Too often, businesses start thinking about worker wellbeing, well after the horse has bolted. Such organisations also tend to gravitate towards non-evidence-based wellbeing interventions that require little thought or planning and are easy to implement but have little or no impact on worker wellbeing. This is referred to as ‘managing’ risk rather than mitigating it.
Is Your Organisation ‘Managing’ Or Mitigating Risk?
Consider the last time worker wellbeing was discussed at a board level in your organisation. Did the meeting end with a decision to send your team gift hampers? How much did that cost, across your entire organisation? Did productivity, profit and employee retention measurably improve as a result?

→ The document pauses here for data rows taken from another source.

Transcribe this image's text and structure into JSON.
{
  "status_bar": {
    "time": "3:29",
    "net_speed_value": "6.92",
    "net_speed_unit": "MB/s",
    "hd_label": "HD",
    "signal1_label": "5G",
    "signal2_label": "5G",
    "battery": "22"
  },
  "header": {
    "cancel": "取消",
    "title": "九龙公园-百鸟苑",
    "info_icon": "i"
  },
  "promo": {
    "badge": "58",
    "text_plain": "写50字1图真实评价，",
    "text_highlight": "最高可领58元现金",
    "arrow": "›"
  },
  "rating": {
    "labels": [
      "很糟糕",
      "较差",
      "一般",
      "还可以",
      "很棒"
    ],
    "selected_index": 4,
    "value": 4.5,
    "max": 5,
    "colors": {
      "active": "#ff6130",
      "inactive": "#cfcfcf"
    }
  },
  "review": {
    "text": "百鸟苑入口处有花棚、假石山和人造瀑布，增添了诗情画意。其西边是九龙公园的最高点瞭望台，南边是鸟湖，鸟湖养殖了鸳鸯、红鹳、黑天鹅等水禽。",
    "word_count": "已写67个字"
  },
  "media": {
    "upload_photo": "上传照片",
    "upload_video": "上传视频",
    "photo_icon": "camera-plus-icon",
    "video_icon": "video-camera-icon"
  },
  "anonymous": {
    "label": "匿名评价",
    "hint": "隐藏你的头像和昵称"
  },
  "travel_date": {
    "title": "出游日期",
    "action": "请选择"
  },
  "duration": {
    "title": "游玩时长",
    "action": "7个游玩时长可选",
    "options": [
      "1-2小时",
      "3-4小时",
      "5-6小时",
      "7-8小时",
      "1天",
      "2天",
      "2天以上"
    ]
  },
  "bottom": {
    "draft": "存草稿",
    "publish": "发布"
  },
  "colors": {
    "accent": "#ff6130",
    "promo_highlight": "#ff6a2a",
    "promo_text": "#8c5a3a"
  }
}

Could that money have been better spent on a more considered and targeted wellbeing initiative?
Businesses leaders need to look to the broader strategy and long-term value associated with better WHS outcomes. Creating a healthy and safe workplace, one that protects both the physical and mental health of employees, is essential to achieving business objectives and delivering shareholder returns.
Simply ‘ticking the boxes’ for compliance without considering the needs of your people will eventually have a negative impact on your organisation’s culture, employee retention, talent acquisition and, ultimately, your profits.
Wellbeing Programs Yield Long Term Cost Reduction.
Well considered and genuine efforts to improve worker wellbeing can have a huge impact on an organisation’s profit margins. For instance, taking steps to proactively identify and mitigate potential WHS risks in home workspaces has huge potential to reduce the costs of workplace injury that stem from lost productivity, absenteeism, presenteeism, Workcover claims and, potentially, litigation.
Furthermore, workers that feel seen and supported by their employer, report higher levels of job satisfaction and are far more likely to remain in their current role and contribute to the success of their organisation.
An Empathetic Approach Is Essential
Your organisation’s culture and profitability depends on your ability to understand the needs of your people. In order to reap the benefits of a wellbeing program, you’ll need to put yourself in their shoes.
Try and see the world through your team’s eyes, particularly those working remotely and those who are most likely to be at risk of struggling, such as new employees, Gen Z workers and singles. Consider what you as an employer can do to make a meaningful impact on their health and wellbeing, both now and in the long term. They’ll appreciate it far more than a hamper!